O Centro de Bionegócios da Amazônia (CBA), em parceria com a Embrapa Agroenergia (DF), Embrapa Amazônia Ocidental (AM) e a Superintendência da Zona Franca de Manaus (Suframa), realizou, no dia 23 de setembro, mais uma edição do INOVAR AMAZÔNIA, evento voltado à promoção da inovação e ao fortalecimento da bioeconomia regional.
Com o tema “Bioinsumos e Bioprodutos”, o encontro reuniu cerca de cem participantes do ecossistema de inovação, entre empreendedores, representantes de ICTs públicas e privadas, investidores, startups e pesquisadores, interessados em transformar o potencial da biodiversidade amazônica em soluções de impacto para o mercado, com foco na geração de negócios sustentáveis e na valorização da floresta em pé.

Durante a programação, os gerentes do CBA, Ingrid Reis (Núcleo de Bioinsumos) e Flávio Freitas (Núcleo de Materiais e Energia), apresentaram iniciativas desenvolvidas pelo Centro nas áreas de aplicação de microrganismos e de biomateriais.
Ingrid destacou as potencialidades dos microrganismos amazônicos no desenvolvimento de bioinsumos para uma agricultura sustentável, ressaltando as linhas em que o CBA vem avançando, como a de biofertilizantes e biodefensivos. Ela enfatizou ainda o impacto dessas soluções, capazes de aumentar a produtividade no campo e reduzir o uso de químicos, trazendo mais sustentabilidade para a agricultura da região.

Flávio Freitas apresentou iniciativas no âmbito dos biocombustíveis usando resíduos agro e oleaginosas, bioplásticos à base de amido, desenvolvimento de biochars a partir de resíduos amazônicos visando a melhoria do solo, entre outras iniciativas de transformação dos resíduos em soluções sustentáveis
Os participantes também tiveram acesso a soluções inovadoras da Embrapa Agroenergia e da Embrapa Amazônia Ocidental, voltadas para agroindústrias e empresas de base tecnológica (deeptechs), que destacaram oportunidades de aplicação prática da ciência em processos produtivos.
Um dos pontos centrais do evento foi a apresentação de mecanismos de incentivo ao investimento em inovação, como os benefícios da Lei de Informática da Zona Franca de Manaus e os recursos não reembolsáveis oferecidos pela Embrapii – Empresa Brasileira de Pesquisa e Inovação Industrial.

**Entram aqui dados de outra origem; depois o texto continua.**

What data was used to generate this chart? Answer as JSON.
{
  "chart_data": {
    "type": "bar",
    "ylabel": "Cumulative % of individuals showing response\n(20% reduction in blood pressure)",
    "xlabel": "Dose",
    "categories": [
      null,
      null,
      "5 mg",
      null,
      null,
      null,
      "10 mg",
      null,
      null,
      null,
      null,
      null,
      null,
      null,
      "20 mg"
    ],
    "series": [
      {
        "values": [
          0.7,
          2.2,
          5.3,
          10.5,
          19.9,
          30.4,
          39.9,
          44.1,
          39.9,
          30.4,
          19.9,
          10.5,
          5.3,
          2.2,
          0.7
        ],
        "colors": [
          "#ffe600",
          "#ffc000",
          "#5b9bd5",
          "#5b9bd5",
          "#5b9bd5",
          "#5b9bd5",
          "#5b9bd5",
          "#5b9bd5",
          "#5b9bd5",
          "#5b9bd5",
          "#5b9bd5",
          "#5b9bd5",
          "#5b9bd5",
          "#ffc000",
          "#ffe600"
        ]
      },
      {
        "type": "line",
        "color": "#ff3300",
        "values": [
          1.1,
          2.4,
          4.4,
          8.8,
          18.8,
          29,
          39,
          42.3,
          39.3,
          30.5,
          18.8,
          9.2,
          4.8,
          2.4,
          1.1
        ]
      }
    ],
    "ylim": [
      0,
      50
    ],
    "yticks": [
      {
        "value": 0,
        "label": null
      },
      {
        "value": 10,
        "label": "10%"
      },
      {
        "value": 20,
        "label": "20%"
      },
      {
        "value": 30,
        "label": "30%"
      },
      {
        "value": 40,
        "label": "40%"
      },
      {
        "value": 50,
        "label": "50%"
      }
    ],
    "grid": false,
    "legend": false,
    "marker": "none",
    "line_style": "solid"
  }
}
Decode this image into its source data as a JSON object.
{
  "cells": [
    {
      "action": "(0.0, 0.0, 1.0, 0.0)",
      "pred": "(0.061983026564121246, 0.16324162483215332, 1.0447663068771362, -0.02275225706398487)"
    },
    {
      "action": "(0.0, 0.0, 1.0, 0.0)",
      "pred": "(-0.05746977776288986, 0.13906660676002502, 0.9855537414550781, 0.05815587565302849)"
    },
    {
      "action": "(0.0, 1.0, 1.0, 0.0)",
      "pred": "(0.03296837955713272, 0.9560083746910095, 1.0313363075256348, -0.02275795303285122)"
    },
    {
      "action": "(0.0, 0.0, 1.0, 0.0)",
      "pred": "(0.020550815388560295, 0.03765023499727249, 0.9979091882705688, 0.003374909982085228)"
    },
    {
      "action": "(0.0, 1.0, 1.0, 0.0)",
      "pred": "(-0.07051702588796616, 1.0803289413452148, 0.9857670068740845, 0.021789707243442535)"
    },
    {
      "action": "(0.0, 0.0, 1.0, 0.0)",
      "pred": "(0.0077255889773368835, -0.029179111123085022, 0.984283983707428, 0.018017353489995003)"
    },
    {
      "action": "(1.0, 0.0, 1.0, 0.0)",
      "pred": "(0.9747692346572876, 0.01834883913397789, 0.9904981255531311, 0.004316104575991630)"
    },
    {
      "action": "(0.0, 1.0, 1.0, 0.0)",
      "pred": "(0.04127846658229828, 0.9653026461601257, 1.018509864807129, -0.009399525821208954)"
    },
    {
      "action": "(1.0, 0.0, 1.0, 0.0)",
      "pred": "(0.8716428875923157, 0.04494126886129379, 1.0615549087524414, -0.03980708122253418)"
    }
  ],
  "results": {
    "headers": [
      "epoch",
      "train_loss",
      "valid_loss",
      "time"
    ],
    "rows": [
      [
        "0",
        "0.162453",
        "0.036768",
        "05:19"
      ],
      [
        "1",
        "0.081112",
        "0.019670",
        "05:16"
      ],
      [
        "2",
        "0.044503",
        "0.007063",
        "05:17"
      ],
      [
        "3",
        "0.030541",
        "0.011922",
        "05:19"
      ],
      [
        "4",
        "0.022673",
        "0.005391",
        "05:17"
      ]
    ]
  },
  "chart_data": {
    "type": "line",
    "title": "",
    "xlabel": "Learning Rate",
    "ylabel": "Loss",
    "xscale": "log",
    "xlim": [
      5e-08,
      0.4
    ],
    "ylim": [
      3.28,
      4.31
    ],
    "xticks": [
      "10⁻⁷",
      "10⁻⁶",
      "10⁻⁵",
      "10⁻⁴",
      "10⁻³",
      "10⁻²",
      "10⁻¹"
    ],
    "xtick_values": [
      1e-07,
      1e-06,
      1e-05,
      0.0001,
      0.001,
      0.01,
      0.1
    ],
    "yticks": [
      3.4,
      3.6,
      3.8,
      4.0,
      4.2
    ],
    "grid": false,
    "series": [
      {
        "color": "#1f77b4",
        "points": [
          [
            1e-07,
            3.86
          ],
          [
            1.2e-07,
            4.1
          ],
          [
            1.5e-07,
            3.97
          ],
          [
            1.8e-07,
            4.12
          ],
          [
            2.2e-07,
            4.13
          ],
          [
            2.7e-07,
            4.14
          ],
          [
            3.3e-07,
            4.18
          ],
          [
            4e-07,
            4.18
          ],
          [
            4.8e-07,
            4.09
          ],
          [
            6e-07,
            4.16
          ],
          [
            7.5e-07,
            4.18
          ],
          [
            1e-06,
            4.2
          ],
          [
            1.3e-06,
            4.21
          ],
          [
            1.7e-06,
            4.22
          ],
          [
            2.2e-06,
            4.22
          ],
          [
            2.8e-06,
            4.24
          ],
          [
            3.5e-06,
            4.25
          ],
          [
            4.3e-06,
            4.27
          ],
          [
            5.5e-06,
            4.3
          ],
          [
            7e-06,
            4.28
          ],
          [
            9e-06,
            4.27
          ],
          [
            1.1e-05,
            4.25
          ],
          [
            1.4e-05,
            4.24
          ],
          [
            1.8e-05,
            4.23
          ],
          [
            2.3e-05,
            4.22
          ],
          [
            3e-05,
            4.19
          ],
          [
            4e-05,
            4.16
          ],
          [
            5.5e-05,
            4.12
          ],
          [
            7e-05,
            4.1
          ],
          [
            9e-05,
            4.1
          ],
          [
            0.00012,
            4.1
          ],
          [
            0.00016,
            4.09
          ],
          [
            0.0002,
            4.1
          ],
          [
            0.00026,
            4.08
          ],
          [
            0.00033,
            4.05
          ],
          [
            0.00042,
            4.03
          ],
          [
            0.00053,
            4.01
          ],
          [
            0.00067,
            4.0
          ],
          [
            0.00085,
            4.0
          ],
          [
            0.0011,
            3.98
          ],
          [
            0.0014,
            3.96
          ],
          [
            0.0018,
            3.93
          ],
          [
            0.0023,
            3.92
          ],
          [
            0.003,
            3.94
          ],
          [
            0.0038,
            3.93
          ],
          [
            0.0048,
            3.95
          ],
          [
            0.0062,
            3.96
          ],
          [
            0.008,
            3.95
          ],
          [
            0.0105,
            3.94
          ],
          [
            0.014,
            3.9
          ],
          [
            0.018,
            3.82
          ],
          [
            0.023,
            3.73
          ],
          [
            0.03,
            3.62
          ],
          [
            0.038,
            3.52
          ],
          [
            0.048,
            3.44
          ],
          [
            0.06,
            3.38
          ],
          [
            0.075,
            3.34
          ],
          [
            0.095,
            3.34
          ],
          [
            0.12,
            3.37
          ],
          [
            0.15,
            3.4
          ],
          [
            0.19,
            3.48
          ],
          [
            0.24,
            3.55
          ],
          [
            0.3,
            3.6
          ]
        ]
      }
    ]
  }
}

Essas ferramentas ampliam a capacidade das empresas de investir em projetos de desenvolvimento tecnológico, reduzindo riscos e acelerando a chegada de novos produtos ao mercado.
Case de sucesso e startups em destaque
A programação contou ainda com a apresentação de um case de sucesso da empresa ERTBIO, que compartilhou sua trajetória no setor de bioinsumos, evidenciando o potencial de crescimento e aplicação das soluções desenvolvidas na Amazônia.
O evento também abriu espaço para o pitch de startups locais, entre elas: Bioamazon, Dr. Guaraná, Amazonzyme e Biofábrica Ananás, que apresentaram propostas inovadoras em bioinsumos e bioprodutos, reforçando o ambiente de inovação e empreendedorismo presente na região.



Na quarta-feira (24), a programação seguiu com uma visita dos representantes da Embrapa Agroenergia aos Núcleos de Operação do CBA e ao IPT Amazônia, proporcionando um momento de imersão nas pesquisas e nas estruturas laboratoriais que apoiam o desenvolvimento de soluções tecnológicas para a bioeconomia amazônica.
De acordo com Juliana Evangelista, chefe de Transferência de Tecnologia da Embrapa Agroenergia, o INOVAR AMAZÔNIA foi pensado de forma personalizada para a realidade da região, unindo ciência e mercado.




“Queremos fomentar a interação com interesse negocial e identificar oportunidades de parcerias capazes de impulsionar o desenvolvimento e/ou a aplicação de soluções tecnológicas”, destacou.
O diretor de Bionegócios do CBA, Carlos Carvalho, também ressaltou a importância da iniciativa.
“O CBA tem o compromisso de ser um espaço de conexão entre ciência, mercado e sociedade. Sediar o INOVAR AMAZÔNIA reforça o nosso papel de impulsionar a consolidação da bioeconomia na região, reunindo o ecossistema de inovação em torno de soluções que valorizam a biodiversidade amazônica. Esse ambiente de diálogo e cooperação é fundamental para transformar potencial em negócios sustentáveis de impacto”, afirmou.